C'est pourquoi, vous vous en doutez, j'attends beaucoup de ce croisement entre l'instantané des Rencontres et la longue durée des projets que j'ai déjà évoqués : la création d'un pôle patrimonial qui pourrait rassembler les archives des photographes qui ont construit l'histoire de la photographie. J'en ai dit un mot lors des dernières Rencontres : ce projet que je souhaite mettre en place est la bonne manière de résister aux tendances déstabilisantes de la mondialisation, en ancrant nos archives photographiques dans ce territoire qui lui est en quelque sorte dédié. J'aurai l'occasion d'en préciser les contenus, aux côtés des collectivités locales et de la Fondation LUMA, lors des Rencontres en juillet prochain.
C'est aussi pour répondre aux grands défis conjoints du numérique, du patrimoine, de la création photographique mais aussi du photojournalisme que j'ai souhaité mettre en place une mission pour la photographie, qui me sera directement rattachée. Je l'ai confiée à Daniel BAROY et Manuel BAMBERGER, qui auront pour tâche de réfléchir aux meilleures solutions et à leur mise en oeuvre.
D'une part, elle organisera la poursuite du repérage des fonds photographiques constitués, et proposera une approche nationale cohérente de ces fonds, qui en puisse en permettre l'accès et la conservation. Elle prévoira les procédures d'enrichissement des collections publiques - grâce, notamment, à la création d'une commission ad hoc des dons et legs.
D'autre part, elle sera chargée de concevoir une politique de diffusion numérique de ces fonds, et veillera à ce que leur inventaire soit homogène au niveau national, afin d'en permettre la meilleure exploitation possible. Le Grand Emprunt, pour lequel mon ministère - c'est-à-dire nous tous - a obtenu pas moins de 750 millions d'euros, nous permet d'envisager les choses en grand et d'avoir les moyens de nos ambitions dans ce domaine crucial de la numérisation.
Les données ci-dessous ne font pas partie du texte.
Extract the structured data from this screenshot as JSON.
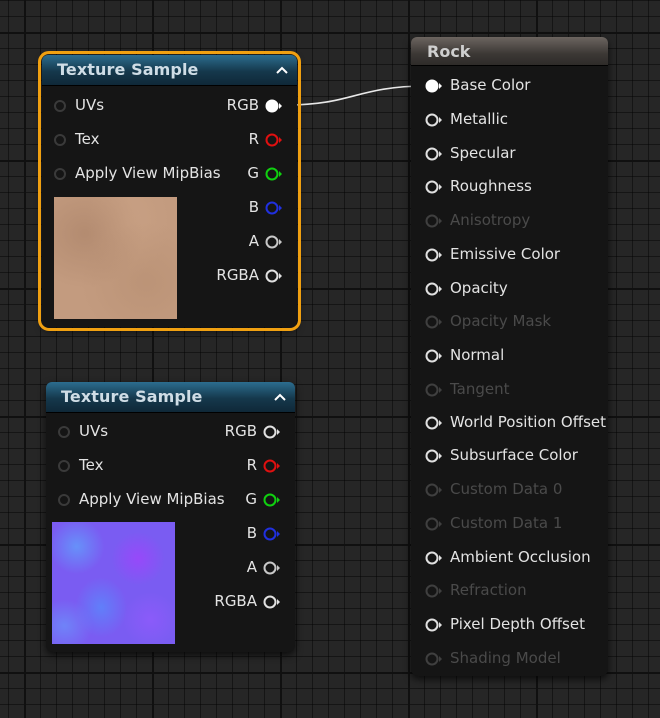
{
  "nodes": [
    {
      "title": "Texture Sample",
      "selected": true,
      "inputs": [
        {
          "label": "UVs"
        },
        {
          "label": "Tex"
        },
        {
          "label": "Apply View MipBias"
        }
      ],
      "outputs": [
        {
          "label": "RGB",
          "color": "#ffffff",
          "connected": true
        },
        {
          "label": "R",
          "color": "#e01010",
          "connected": false
        },
        {
          "label": "G",
          "color": "#10d010",
          "connected": false
        },
        {
          "label": "B",
          "color": "#2030e0",
          "connected": false
        },
        {
          "label": "A",
          "color": "#c8c8c8",
          "connected": false
        },
        {
          "label": "RGBA",
          "color": "#e0e0e0",
          "connected": false
        }
      ],
      "preview": "rock-albedo-texture"
    },
    {
      "title": "Texture Sample",
      "selected": false,
      "inputs": [
        {
          "label": "UVs"
        },
        {
          "label": "Tex"
        },
        {
          "label": "Apply View MipBias"
        }
      ],
      "outputs": [
        {
          "label": "RGB",
          "color": "#e0e0e0",
          "connected": false
        },
        {
          "label": "R",
          "color": "#e01010",
          "connected": false
        },
        {
          "label": "G",
          "color": "#10d010",
          "connected": false
        },
        {
          "label": "B",
          "color": "#2030e0",
          "connected": false
        },
        {
          "label": "A",
          "color": "#c8c8c8",
          "connected": false
        },
        {
          "label": "RGBA",
          "color": "#e0e0e0",
          "connected": false
        }
      ],
      "preview": "rock-normal-texture"
    }
  ],
  "material": {
    "title": "Rock",
    "pins": [
      {
        "label": "Base Color",
        "enabled": true,
        "connected": true
      },
      {
        "label": "Metallic",
        "enabled": true,
        "connected": false
      },
      {
        "label": "Specular",
        "enabled": true,
        "connected": false
      },
      {
        "label": "Roughness",
        "enabled": true,
        "connected": false
      },
      {
        "label": "Anisotropy",
        "enabled": false,
        "connected": false
      },
      {
        "label": "Emissive Color",
        "enabled": true,
        "connected": false
      },
      {
        "label": "Opacity",
        "enabled": true,
        "connected": false
      },
      {
        "label": "Opacity Mask",
        "enabled": false,
        "connected": false
      },
      {
        "label": "Normal",
        "enabled": true,
        "connected": false
      },
      {
        "label": "Tangent",
        "enabled": false,
        "connected": false
      },
      {
        "label": "World Position Offset",
        "enabled": true,
        "connected": false
      },
      {
        "label": "Subsurface Color",
        "enabled": true,
        "connected": false
      },
      {
        "label": "Custom Data 0",
        "enabled": false,
        "connected": false
      },
      {
        "label": "Custom Data 1",
        "enabled": false,
        "connected": false
      },
      {
        "label": "Ambient Occlusion",
        "enabled": true,
        "connected": false
      },
      {
        "label": "Refraction",
        "enabled": false,
        "connected": false
      },
      {
        "label": "Pixel Depth Offset",
        "enabled": true,
        "connected": false
      },
      {
        "label": "Shading Model",
        "enabled": false,
        "connected": false
      }
    ]
  },
  "colors": {
    "selection": "#f0a011",
    "node_header": "#1f5470",
    "material_header": "#5a534e",
    "wire": "#ffffff"
  }
}
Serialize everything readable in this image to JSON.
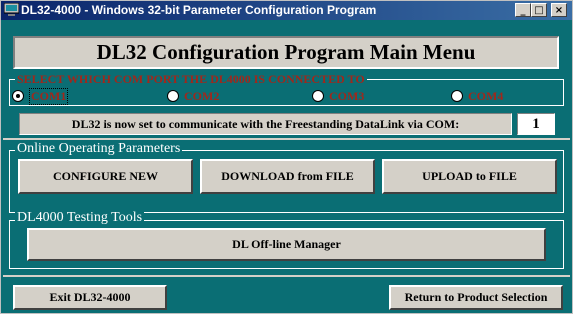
{
  "window": {
    "title": "DL32-4000 - Windows 32-bit Parameter Configuration Program",
    "controls": {
      "minimize": "_",
      "maximize": "□",
      "close": "×"
    }
  },
  "main_title": "DL32 Configuration Program Main Menu",
  "com_section": {
    "label": "SELECT WHICH COM PORT THE DL4000 IS CONNECTED TO",
    "options": [
      "COM1",
      "COM2",
      "COM3",
      "COM4"
    ],
    "selected": "COM1",
    "status_text": "DL32 is now set to communicate with the Freestanding DataLink via COM:",
    "port_value": "1"
  },
  "online": {
    "label": "Online Operating Parameters",
    "configure_new": "CONFIGURE NEW",
    "download": "DOWNLOAD from FILE",
    "upload": "UPLOAD to FILE"
  },
  "testing": {
    "label": "DL4000 Testing Tools",
    "offline_manager": "DL Off-line Manager"
  },
  "footer": {
    "exit": "Exit DL32-4000",
    "return": "Return to Product Selection"
  },
  "colors": {
    "background": "#0a6e74",
    "panel": "#d4d0c8",
    "section_text": "#a0281c"
  }
}
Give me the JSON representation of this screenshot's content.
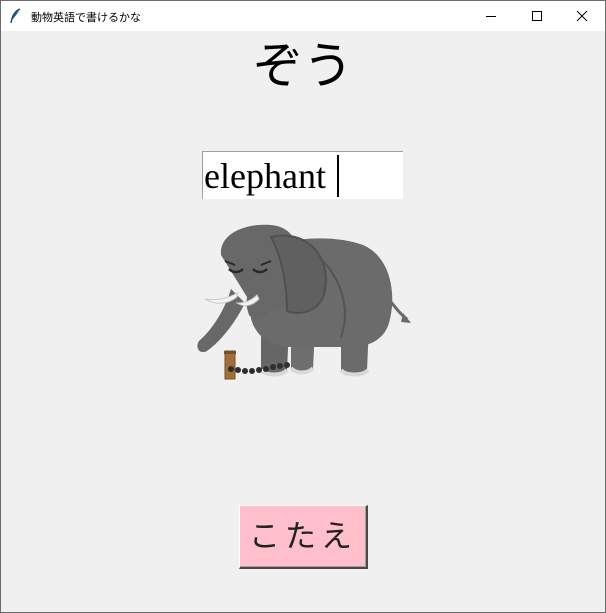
{
  "window": {
    "title": "動物英語で書けるかな",
    "controls": [
      "minimize-icon",
      "maximize-icon",
      "close-icon"
    ]
  },
  "main": {
    "heading": "ぞう",
    "answer_input_value": "elephant",
    "image_icon": "elephant-illustration",
    "answer_button_label": "こたえ"
  },
  "colors": {
    "background": "#f0f0f0",
    "button": "#ffc0cb",
    "input_background": "#ffffff",
    "elephant_body": "#6b6b6b"
  }
}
J'ai demandé à ma Direction générale de la Création qu'un effort tout particulier soir consenti en faveur de la commande publique en direction de la photographie, sur un champ généreux qui va des arts plastiques au photojournalisme en passant par la photographie documentaire.
La mission accompagnera, enfin, une politique d'expositions qui s'inscrira dans la continuité et le développement de l'action remarquable déjà engagée par le Musée du Jeu de Paume sous la présidence judicieuse et inspirée d'Alain-Dominique PERRIN et la brillante direction de Marta GILI. A Paris comme en région, à Tours, à Perpignan, à Cherbourg, elle permettra, grâce à une meilleure lisibilité, de toucher un plus large public : dans ce domaine également, Arles, par sa notoriété, son histoire et son rayonnement, est amenée à jouer un rôle majeur.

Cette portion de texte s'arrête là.